Вы задаете себе вопрос, что за причина такой преданности?
Хорошо, когда-нибудь я вам отвечу, но тихо, на ушко.
Сначала я вас напугал, показав вам механизм общественного строя и двигатель этой машины; но первый ваш испуг пройдет, подобно страху новобранца на поле битвы, и вы привыкнете к мысли, что люди не что иное, как солдаты, обреченные умирать для блага тех, кто сам себя провозглашает королем.
Времена сильно изменились.
Бывало, говорили какому-нибудь смельчаку:
«Вот сто золотых, убей такого-то» — и преспокойно ужинали, ни за что ни про что спровадив человека на тот свет.
Теперь я предлагаю вам большое состояние за кивок головой, что не роняет вас нисколько, а вы еще колеблетесь. Дряблый век!
Эжен подписал вексель и получил в обмен кредитные билеты.
— Отлично!
Теперь поговорим серьезно, — продолжал Вотрен.
— Я собираюсь через несколько месяцев отправиться в Америку, разводить табак.
По дружбе буду вам присылать сигары.
Коли разбогатею, помогу вам.
В случае отсутствия у меня детей (случай вероятный: мне неинтересно насаждать свои отводки) я завещаю вам сове богатство.
Это ли не дружба? Но я люблю вас.
У меня страсть жертвовать собой другому человеку.
Так я и поступал.
Дело в том, мой мальчик, что я живу в более высокой сфере, чем остальные люди. Действие я считаю средством и смотрю только на цель.
Что мне человек?
Вот что! — сказал он, щелкнув ногтем большого пальца себе о зуб.
— Человек — или все, или ничто.
Если его зовут Пуаре, так это меньше, чем ничто, — он плоский, вонючий, его можно прихлопнуть, как клопа.
Но если человек похож на вас, он — бог; это уже не механизм, покрытый кожей, но театр, где действуют лучшие чувства, а я живу только чувствами.
Чувство — разве это не целый мир в едином помысле?
Взгляните на того же папашу Горио, для него две его дочери вселенная, путеводная нить в мире бытия.
Я глубоко заглянул в жизнь и признаю только одно подлинное чувство: взаимную дружбу двух мужчин.
Моя страсть — Пьер и Джафьер.
Я знаю наизусть «Спасенную Венецию».
Много ли найдете вы людей такой закалки, чтобы они, когда товарищ скажет:
«Идем, зароем труп!» — пошли, не проронив ни звука, без надоедливой морали?
Я делал это.
Такие разговоры я веду не с каждым, но вы — человек высшего разряда, вам можно сказать все, вы все сумеете понять.
Вы недолго будете барахтаться в болоте, где живут окружающие нас головастики.

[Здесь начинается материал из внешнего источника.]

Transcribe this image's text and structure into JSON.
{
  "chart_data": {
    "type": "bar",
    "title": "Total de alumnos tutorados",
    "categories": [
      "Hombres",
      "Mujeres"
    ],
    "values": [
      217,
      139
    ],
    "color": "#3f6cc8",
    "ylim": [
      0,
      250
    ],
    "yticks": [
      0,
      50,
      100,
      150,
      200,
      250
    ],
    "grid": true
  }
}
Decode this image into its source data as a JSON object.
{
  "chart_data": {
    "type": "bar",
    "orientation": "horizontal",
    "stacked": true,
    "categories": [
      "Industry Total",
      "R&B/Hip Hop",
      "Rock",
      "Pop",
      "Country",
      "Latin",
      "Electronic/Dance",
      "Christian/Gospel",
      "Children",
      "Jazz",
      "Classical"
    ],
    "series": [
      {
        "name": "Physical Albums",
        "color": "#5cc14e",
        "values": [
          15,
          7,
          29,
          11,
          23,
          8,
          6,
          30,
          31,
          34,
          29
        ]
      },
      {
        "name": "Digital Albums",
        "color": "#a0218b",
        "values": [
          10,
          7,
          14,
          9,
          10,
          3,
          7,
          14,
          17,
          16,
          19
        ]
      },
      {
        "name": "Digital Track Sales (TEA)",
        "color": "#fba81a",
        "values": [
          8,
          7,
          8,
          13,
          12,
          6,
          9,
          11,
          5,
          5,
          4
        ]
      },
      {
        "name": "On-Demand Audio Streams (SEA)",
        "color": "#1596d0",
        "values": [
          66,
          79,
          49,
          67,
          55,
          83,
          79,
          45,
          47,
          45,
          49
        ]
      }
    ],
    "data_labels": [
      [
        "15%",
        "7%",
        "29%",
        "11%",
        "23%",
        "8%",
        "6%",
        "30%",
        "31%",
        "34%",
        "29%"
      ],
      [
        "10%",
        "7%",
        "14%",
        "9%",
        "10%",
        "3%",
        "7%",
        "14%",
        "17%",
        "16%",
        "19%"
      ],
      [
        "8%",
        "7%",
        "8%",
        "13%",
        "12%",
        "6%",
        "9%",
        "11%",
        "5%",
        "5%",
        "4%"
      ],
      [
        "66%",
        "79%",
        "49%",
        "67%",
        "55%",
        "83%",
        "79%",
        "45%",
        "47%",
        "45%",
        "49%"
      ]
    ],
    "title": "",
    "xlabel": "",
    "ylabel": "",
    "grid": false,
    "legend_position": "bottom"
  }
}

Мы, кажется, договорились?
Вы женитесь.
Шпаги наголо — и напролом!
Моя — стальная и не погнется никогда, так-то!
Вотрен сейчас же вышел, чтобы не получить отрицательного ответа и дать Эжену прийти в себя.
Видимо, для него было не тайной, что все эти слабые противодействия, все эти споры — только рисовка человека перед самим собой для оправдания своих предосудительных поступков.
«Пусть делает, что хочет, но я, конечно, не женюсь на мадмуазель Тайфер!» — сказал себе Эжен.
Выдержав приступ душевной лихорадки от одной мысли о сделке с человеком, который вызывал в нем ужас, но рос в его глазах именно благодаря цинизму своих взглядов и смелому проникновению в сущность общества, Растиньяк оделся, послал за каретой и поехал к г-же де Ресто.
За последние дни она стала вдвойне внимательна к молодому человеку, который с каждым шагом все дальше продвигался в высшем обществе и мог со временем приобрести там опасное для нее влияние.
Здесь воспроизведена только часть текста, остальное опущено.